Запах бедности и бессилия.
Не верится, что за стенами — золотой, вечный Рим.
Скорее бы выбраться отсюда. На Кона уже косит глазом кожевник из Вильнюса, Гоц, такой же бродяга и одиночка, он едет к брату-оптику в Чикаго. У Гоца поврежденный глаз — наследие ГУЛАГа, невероятная сила живучести и уйма кожевенных баек, от которых волосы встают дыбом, но сейчас Кон не расположен их слушать, и он спасается бегством в сторону виллы Боргезе.
3
Кафедральный простор высоких, косо поставленных сосен и пиний. Кроны, как кровли, плоски и плотны. Можно затеряться на пустынной скамье среди светлой, блестяще выплетенной травы. В гуще зелени маячат влюбленные парочки. Из соседних аллей, нагоняя дремоту продолжением утреннего сна, доносятся детские голоса:
— У но, дуэ, тре…
Тлетворно-счастливый воздух забвения в аллеях и рощах виллы Боргезе — в синеве спят каменные кони императоров и тяжело ступают живые кони полицейских, почти засыпая в глухо-зеленых чащах…
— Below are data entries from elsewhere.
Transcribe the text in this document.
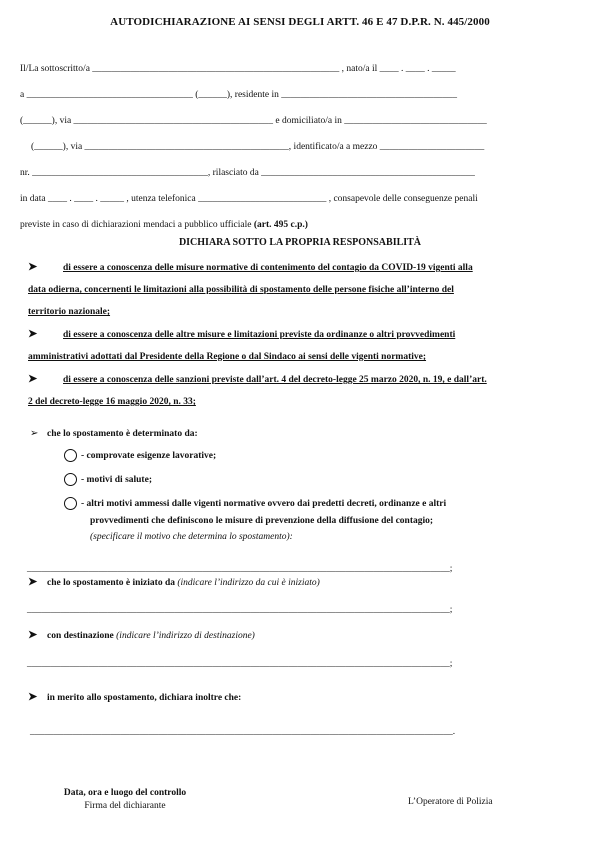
AUTODICHIARAZIONE AI SENSI DEGLI ARTT. 46 E 47 D.P.R. N. 445/2000
Il/La sottoscritto/a ____________________________________________________ , nato/a il ____ . ____ . _____
a ___________________________________ (______), residente in _____________________________________
(______), via __________________________________________ e domiciliato/a in ______________________________
(______), via ___________________________________________, identificato/a a mezzo ______________________
nr. _____________________________________, rilasciato da _____________________________________________
in data ____ . ____ . _____ , utenza telefonica ___________________________ , consapevole delle conseguenze penali
previste in caso di dichiarazioni mendaci a pubblico ufficiale (art. 495 c.p.)
DICHIARA SOTTO LA PROPRIA RESPONSABILITÀ
➤	di essere a conoscenza delle misure normative di contenimento del contagio da COVID-19 vigenti alla
data odierna, concernenti le limitazioni alla possibilità di spostamento delle persone fisiche all’interno del
territorio nazionale;
➤	di essere a conoscenza delle altre misure e limitazioni previste da ordinanze o altri provvedimenti
amministrativi adottati dal Presidente della Regione o dal Sindaco ai sensi delle vigenti normative;
➤	di essere a conoscenza delle sanzioni previste dall’art. 4 del decreto-legge 25 marzo 2020, n. 19, e dall’art.
2 del decreto-legge 16 maggio 2020, n. 33;
➢ che lo spostamento è determinato da:
- comprovate esigenze lavorative;
- motivi di salute;
- altri motivi ammessi dalle vigenti normative ovvero dai predetti decreti, ordinanze e altri
provvedimenti che definiscono le misure di prevenzione della diffusione del contagio;
(specificare il motivo che determina lo spostamento):
_________________________________________________________________________________________;
➤ che lo spostamento è iniziato da (indicare l’indirizzo da cui è iniziato)
_________________________________________________________________________________________;
➤ con destinazione (indicare l’indirizzo di destinazione)
_________________________________________________________________________________________;
➤ in merito allo spostamento, dichiara inoltre che:
_________________________________________________________________________________________.
Data, ora e luogo del controllo
Firma del dichiarante	L’Operatore di Polizia
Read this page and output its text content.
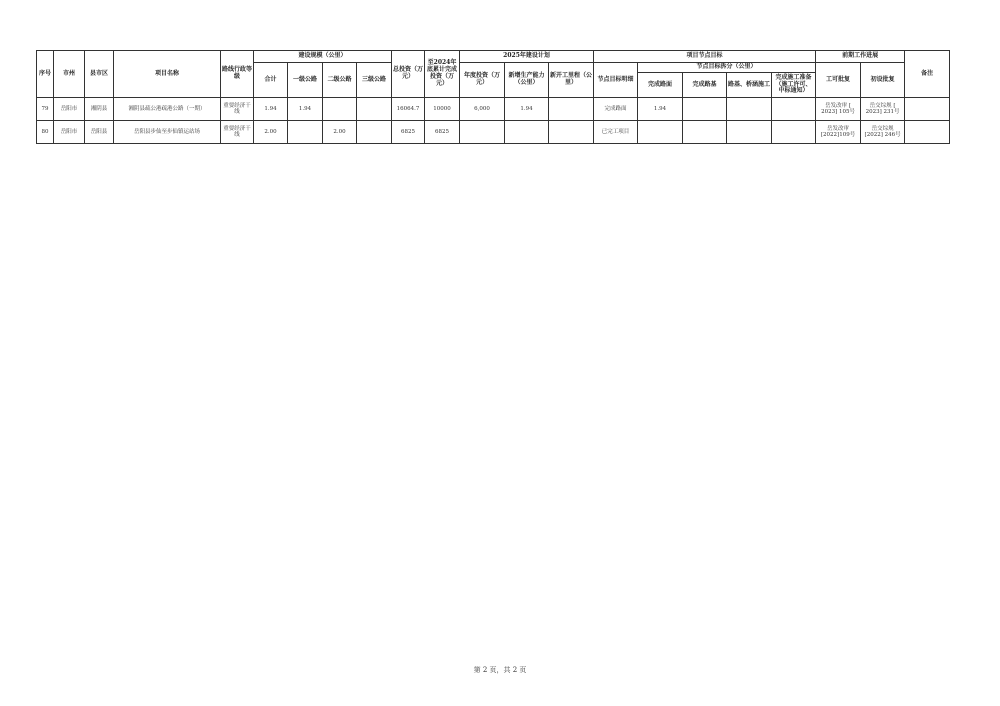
序号	市州	县市区	项目名称	路线行政等级	建设规模（公里）				总投资（万元）	至2024年底累计完成投资（万元）	2025年建设计划			项目节点目标					前期工作进展		备注
					合计	一级公路	二级公路	三级公路			年度投资（万元）	新增生产能力（公里）	新开工里程（公里）	节点目标明细	节点目标拆分（公里）				工可批复	初设批复	
															完成路面	完成路基	路基、桥涵施工	完成施工准备（施工许可、中标通知）			
79	岳阳市	湘阴县	湘阴县疏公港疏港公路（一期）	重要经济干线	1.94	1.94			16064.7	10000	6,000	1.94		完成路面	1.94				岳发改审 [ 2023] 105号	岳交综规 [ 2023] 231号	
80	岳阳市	岳阳县	岳阳县步仙至步仙镇运站场	重要经济干线	2.00		2.00		6825	6825				已完工项目					岳发改审 [2022]109号	岳交综规 [2022] 246号	
第 2 页，共 2 页
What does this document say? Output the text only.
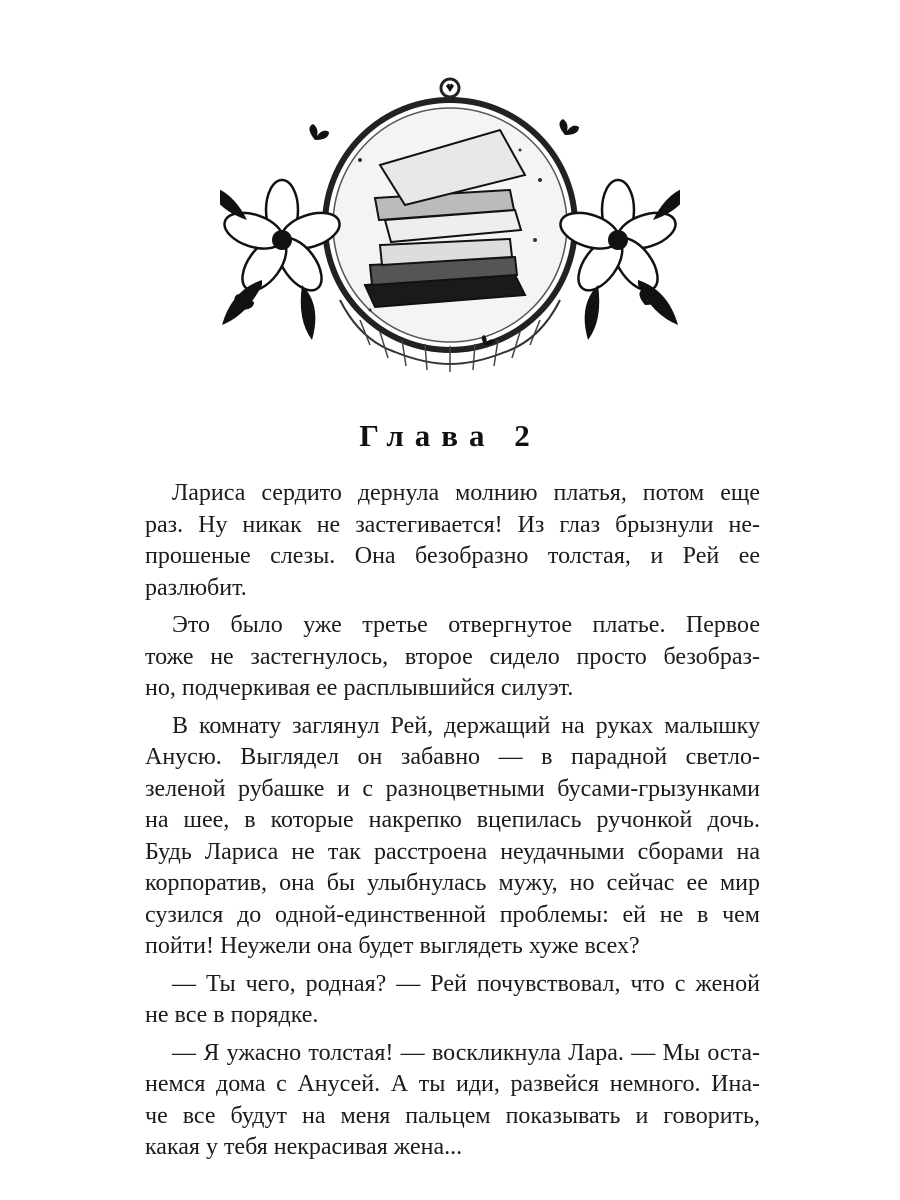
Глава 2

Лариса сердито дернула молнию платья, потом еще
раз. Ну никак не застегивается! Из глаз брызнули не-
прошеные слезы. Она безобразно толстая, и Рей ее
разлюбит.

Это было уже третье отвергнутое платье. Первое
тоже не застегнулось, второе сидело просто безобраз-
но, подчеркивая ее расплывшийся силуэт.

В комнату заглянул Рей, держащий на руках малышку
Анусю. Выглядел он забавно — в парадной светло-
зеленой рубашке и с разноцветными бусами-грызунками
на шее, в которые накрепко вцепилась ручонкой дочь.
Будь Лариса не так расстроена неудачными сборами на
корпоратив, она бы улыбнулась мужу, но сейчас ее мир
сузился до одной-единственной проблемы: ей не в чем
пойти! Неужели она будет выглядеть хуже всех?

— Ты чего, родная? — Рей почувствовал, что с женой
не все в порядке.

— Я ужасно толстая! — воскликнула Лара. — Мы оста-
немся дома с Анусей. А ты иди, развейся немного. Ина-
че все будут на меня пальцем показывать и говорить,
какая у тебя некрасивая жена...
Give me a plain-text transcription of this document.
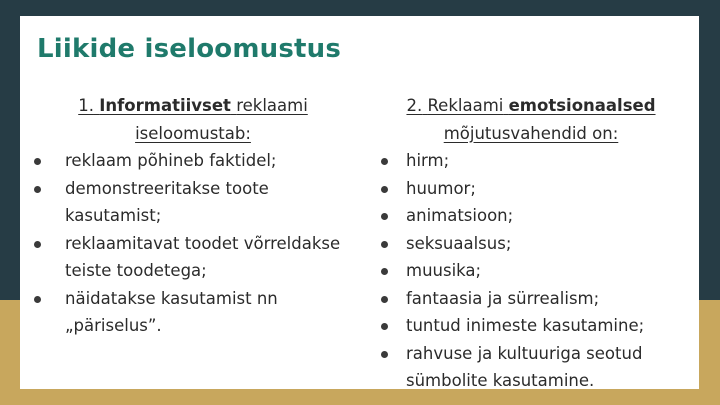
Liikide iseloomustus
1. Informatiivset reklaami iseloomustab:
reklaam põhineb faktidel;
demonstreeritakse toote kasutamist;
reklaamitavat toodet võrreldakse teiste toodetega;
näidatakse kasutamist nn „päriselus”.
2. Reklaami emotsionaalsed mõjutusvahendid on:
hirm;
huumor;
animatsioon;
seksuaalsus;
muusika;
fantaasia ja sürrealism;
tuntud inimeste kasutamine;
rahvuse ja kultuuriga seotud sümbolite kasutamine.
Кон украдкой огибает музей виллы Боргезе: там — берниниевский Давид, взметнувший мраморную арку над головами посетителей, огромный Моисей со скрижалями — на полотне Гвидо Рени. Кон уже побывал в музее: петлял разными залами, снова и снова подкрадывался к этим работам, испытывая почти инфантильное чувство любопытства и угрызения совести от измены, измены неизвестно чему, быть может, Иудее, которая породила этих гигантов и в глуби тысячелетий таила его, Кона, первичные гены? Именно детская серьезность этих мучений пугает его.
Дремлет вполглаза, приглушив краски, аристократическая виа Венето, набираясь сил к ночному разгулу.
На спуске к виа Криспи прямо из-под дома шлангами качают вино «мартини» в бочки, стоящие на грузовике.
Элегантно одетый старик, волосы заплетены косичкой, пьет из древнего фонтана на углу улиц Венето и Барберини.
Виа Империале вдоль римского Форума просквожена солнцем. У памятника императору Траяну на скамейке сидит пожилой итальянец: выгуливает собачку. Рядом араб: снял туфли, брюки, остался в кальсонах, припал к траве, молится.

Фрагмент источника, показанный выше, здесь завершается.